With war, murder, shipwreck and the Spanish Inquisition, there is much narrative for audiences to absorb in what is a fusion of philosophy and fun, however, the fact that the opera is sung in English ensures that the story retrains its upmost importance, to the point that it appears more like musical than opera. Leonard Bernstein’s score is brilliant and filled with memorably moments such as Cunegonde’s Act One peppy Parisian coloratura aria, ‘Glitter Be Gay’, complete with the bejewelled soprano on swing and glitter cannon sparkle. The show’s final number too, ‘Make Our Garden Grow’ leaves audiences on an undeniable high courtesy of its joyous, soul-stirring magic of music and voices combined.


Under the leadership of its energetic conductor Paul Kildea, the Queensland Symphony Orchestra is superb in bringing Bernstein’s beautiful and dramatic score to life. And it is wonderful to see them being showcased on stage amongst the action, rather than hidden away in the pit.
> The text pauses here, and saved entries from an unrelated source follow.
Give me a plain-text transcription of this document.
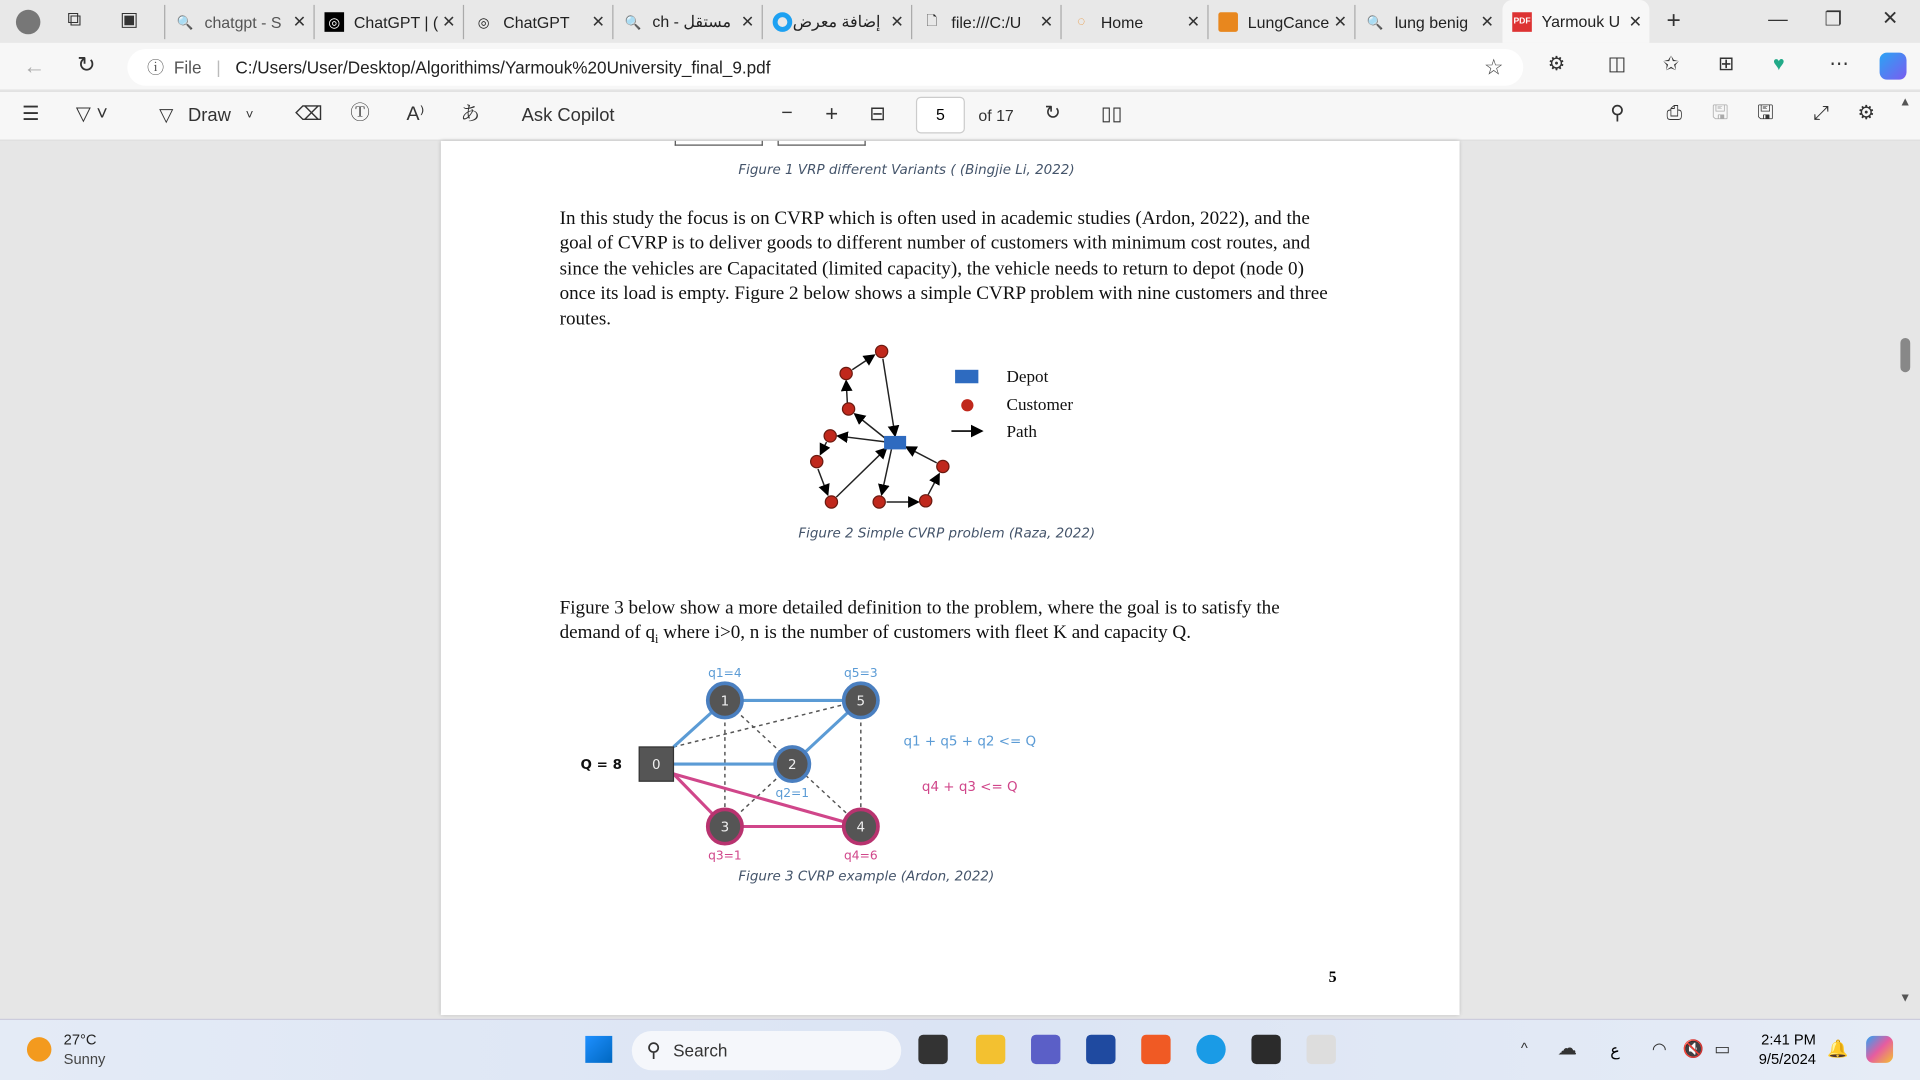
⧉ ▣	🔍 chatgpt - S ✕	◎	ChatGPT | ( ✕	◎	ChatGPT	✕ 🔍 مستقل - ch ✕	إضافة معرض ✕	🗋	file:///C:/U	✕	◌	Home	✕	LungCance ✕ 🔍 lung benig ✕	PDF Yarmouk U ✕ +	— ❐ ✕
← ↻	ⓘ File | C:/Users/User/Desktop/Algorithims/Yarmouk%20University_final_9.pdf	☆	⚙	◫ ✩ ⊞ ♥	⋯
☰ ▽ ˅	▽ Draw ˅	⌫ Ⓣ A⁾ あ	Ask Copilot	− + ⊟	5	of 17 ↻ ▯▯	⚲	⎙ 🖫 🖫 ⤢ ⚙
Figure 1 VRP different Variants ( (Bingjie Li, 2022)
In this study the focus is on CVRP which is often used in academic studies (Ardon, 2022), and the goal of CVRP is to deliver goods to different number of customers with minimum cost routes, and since the vehicles are Capacitated (limited capacity), the vehicle needs to return to depot (node 0) once its load is empty. Figure 2 below shows a simple CVRP problem with nine customers and three routes.
Depot
Customer
Path
0
1
2
3	4
5
q1=4	q5=3
q2=1
q3=1	q4=6
Q = 8
q1 + q5 + q2 <= Q
q4 + q3 <= Q
Figure 2 Simple CVRP problem (Raza, 2022)
Figure 3 below show a more detailed definition to the problem, where the goal is to satisfy the demand of $q_i$ where i>0, n is the number of customers with fleet K and capacity Q.
Figure 3 CVRP example (Ardon, 2022)
5
▲
▼
27°C
Sunny	⚲ Search	^ ☁	ع ◠ 🔇 ▭	2:41 PM
9/5/2024
🔔
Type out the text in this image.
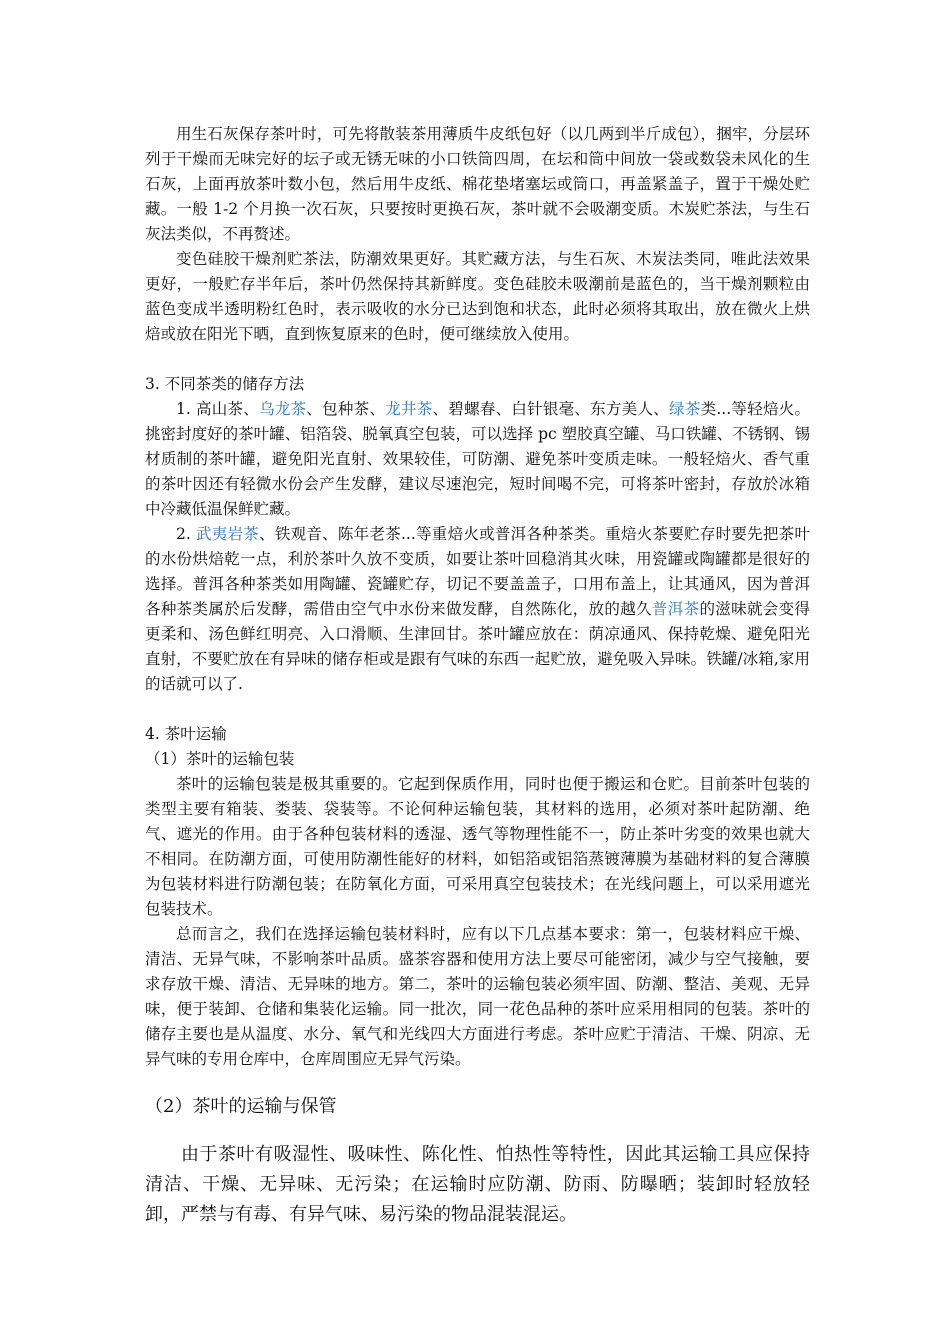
用生石灰保存茶叶时，可先将散装茶用薄质牛皮纸包好（以几两到半斤成包），捆牢，分层环列于干燥而无味完好的坛子或无锈无味的小口铁筒四周，在坛和筒中间放一袋或数袋未风化的生石灰，上面再放茶叶数小包，然后用牛皮纸、棉花垫堵塞坛或筒口，再盖紧盖子，置于干燥处贮藏。一般 1-2 个月换一次石灰，只要按时更换石灰，茶叶就不会吸潮变质。木炭贮茶法，与生石灰法类似，不再赘述。

变色硅胶干燥剂贮茶法，防潮效果更好。其贮藏方法，与生石灰、木炭法类同，唯此法效果更好，一般贮存半年后，茶叶仍然保持其新鲜度。变色硅胶未吸潮前是蓝色的，当干燥剂颗粒由蓝色变成半透明粉红色时，表示吸收的水分已达到饱和状态，此时必须将其取出，放在微火上烘焙或放在阳光下晒，直到恢复原来的色时，便可继续放入使用。

3. 不同茶类的储存方法

1. 高山茶、乌龙茶、包种茶、龙井茶、碧螺春、白针银毫、东方美人、绿茶类...等轻焙火。挑密封度好的茶叶罐、铝箔袋、脱氧真空包装，可以选择 pc 塑胶真空罐、马口铁罐、不锈钢、锡材质制的茶叶罐，避免阳光直射、效果较佳，可防潮、避免茶叶变质走味。一般轻焙火、香气重的茶叶因还有轻微水份会产生发酵，建议尽速泡完，短时间喝不完，可将茶叶密封，存放於冰箱中冷藏低温保鲜贮藏。

2. 武夷岩茶、铁观音、陈年老茶...等重焙火或普洱各种茶类。重焙火茶要贮存时要先把茶叶的水份烘焙乾一点，利於茶叶久放不变质，如要让茶叶回稳消其火味，用瓷罐或陶罐都是很好的选择。普洱各种茶类如用陶罐、瓷罐贮存，切记不要盖盖子，口用布盖上，让其通风，因为普洱各种茶类属於后发酵，需借由空气中水份来做发酵，自然陈化，放的越久普洱茶的滋味就会变得更柔和、汤色鲜红明亮、入口滑顺、生津回甘。茶叶罐应放在：荫凉通风、保持乾燥、避免阳光直射，不要贮放在有异味的储存柜或是跟有气味的东西一起贮放，避免吸入异味。铁罐/冰箱,家用的话就可以了.

4. 茶叶运输

（1）茶叶的运输包装

茶叶的运输包装是极其重要的。它起到保质作用，同时也便于搬运和仓贮。目前茶叶包装的类型主要有箱装、娄装、袋装等。不论何种运输包装，其材料的选用，必须对茶叶起防潮、绝气、遮光的作用。由于各种包装材料的透湿、透气等物理性能不一，防止茶叶劣变的效果也就大不相同。在防潮方面，可使用防潮性能好的材料，如铝箔或铝箔蒸镀薄膜为基础材料的复合薄膜为包装材料进行防潮包装；在防氧化方面，可采用真空包装技术；在光线问题上，可以采用遮光包装技术。

总而言之，我们在选择运输包装材料时，应有以下几点基本要求：第一，包装材料应干燥、清洁、无异气味，不影响茶叶品质。盛茶容器和使用方法上要尽可能密闭，减少与空气接触，要求存放干燥、清洁、无异味的地方。第二，茶叶的运输包装必须牢固、防潮、整洁、美观、无异味，便于装卸、仓储和集装化运输。同一批次，同一花色品种的茶叶应采用相同的包装。茶叶的储存主要也是从温度、水分、氧气和光线四大方面进行考虑。茶叶应贮于清洁、干燥、阴凉、无异气味的专用仓库中，仓库周围应无异气污染。

（2）茶叶的运输与保管

由于茶叶有吸湿性、吸味性、陈化性、怕热性等特性，因此其运输工具应保持清洁、干燥、无异味、无污染；在运输时应防潮、防雨、防曝晒；装卸时轻放轻卸，严禁与有毒、有异气味、易污染的物品混装混运。
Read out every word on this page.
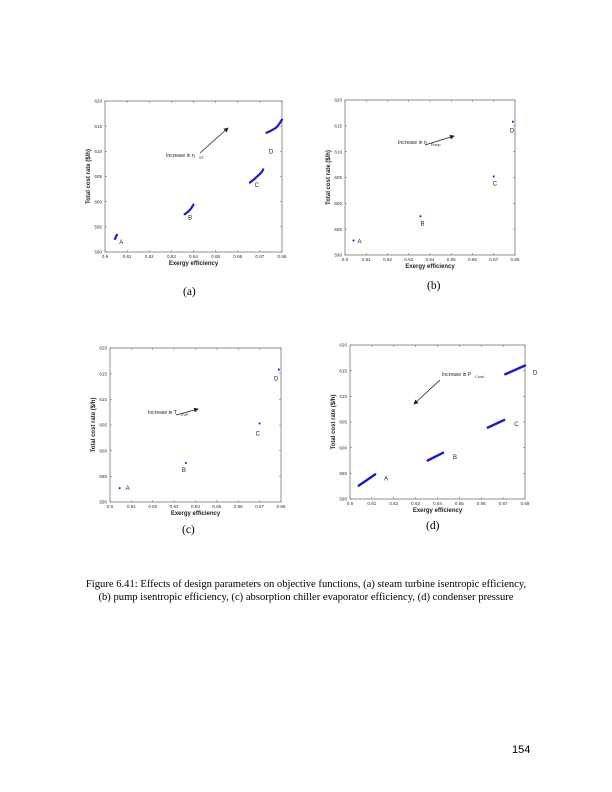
0.6	0.61	0.62	0.63	0.64	0.65	0.66	0.67	0.68
590
595
600
605
610
615
620
Exergy efficiency
Total cost rate ($/h)
A
B
C
D
Increase in η ST
(a)
0.6	0.61	0.62	0.63	0.64	0.65	0.66	0.67	0.68
590
595
600
605
610
615
620
Exergy efficiency
Total cost rate ($/h)
A
B
C
D
Increase in η Pump
(b)
0.6	0.61	0.62	0.63	0.64	0.65	0.66	0.67	0.68
590
595
600
605
610
615
620
Exergy efficiency
Total cost rate ($/h)
A
B
C
D
Increase in T EVP
(c)
0.6	0.61	0.62	0.63	0.64	0.65	0.66	0.67	0.68
590
595
600
605
610
615
620
Exergy efficiency
Total cost rate ($/h)
A
B
C
D
Increase in P Cond
(d)
Figure 6.41: Effects of design parameters on objective functions, (a) steam turbine isentropic efficiency,
(b) pump isentropic efficiency, (c) absorption chiller evaporator efficiency, (d) condenser pressure
154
Indeed, the staging is impressive, utilising, as it does, the depths of The Playhouse Theatre’s space, yet simultaneously conveying a sense of intimacy through the use of a thrust stage platform.

thrustWith a golden path (representing Candide’s journey) stretching from the depths to front of the stage and a two-tiered scaffold ‘skyscraper’ occupying place behind the bulk of the orchestra, there is much of interest on stage. However, what most effectively brings the story’s journey around the world to such vivid life is the lighting, particularly in Act Two’s South American segment, in which the warmth of Buenos Aires is realised complete with waterfall from the rafters. Costumes also aide in presentation of a strong visual identity, with a range of textures creating a striking, sumptuous aesthetic feast.


Australian tenor David Hobson does a sensitive job in the role of the buoyant hero Candide, with agile and high-flying vocals that can equally linger with the strings in more melancholy musical numbers. As Cunegonde, Amelia Farrugia is simply delightful and her sparkling soprano reaches the heights with ease. It is Brisbane theatre stalwart Bryan Probets, however, who puts on the greatest show in his multi-roles, however, particularly as the story’s narrator. Whether singing song of his syphilis or showcasing a sexy Spanish dance, his comic talents are always engaging.


Hilarious too is Christine Johnston (of The Kransky Sisters fame) in her realisation of the quirky, scene-stealing Old Lady, complete with comical limp. Supported as they are by strong character roles, most notably Sarah Murr as Paquette and Jon Maskell as Maximilian, students of Dr Pangloss’s philosophy that all is for the best in this best of all possible worlds’, there appears to be no weak link in the show’s artistic lineup, including the Opera Queensland Chorus which aids in bringing the big numbers to such glorious life.


Opera Q’s production of “Candide” is a real triumph guaranteed to have you leaving on a hopeful high with a smile on your face and a melody stuck in your heart. Purists may be bothered by its musicalness, however, this allows the show to serve as ideal introduction to opera for the uninitiated. Its musical theatre feel, English songs and focus on story combine to give it an accessibility above and beyond traditional operatic fare to even those who think they don’t like the genre. And bringing new audiences to an art form can only be commended.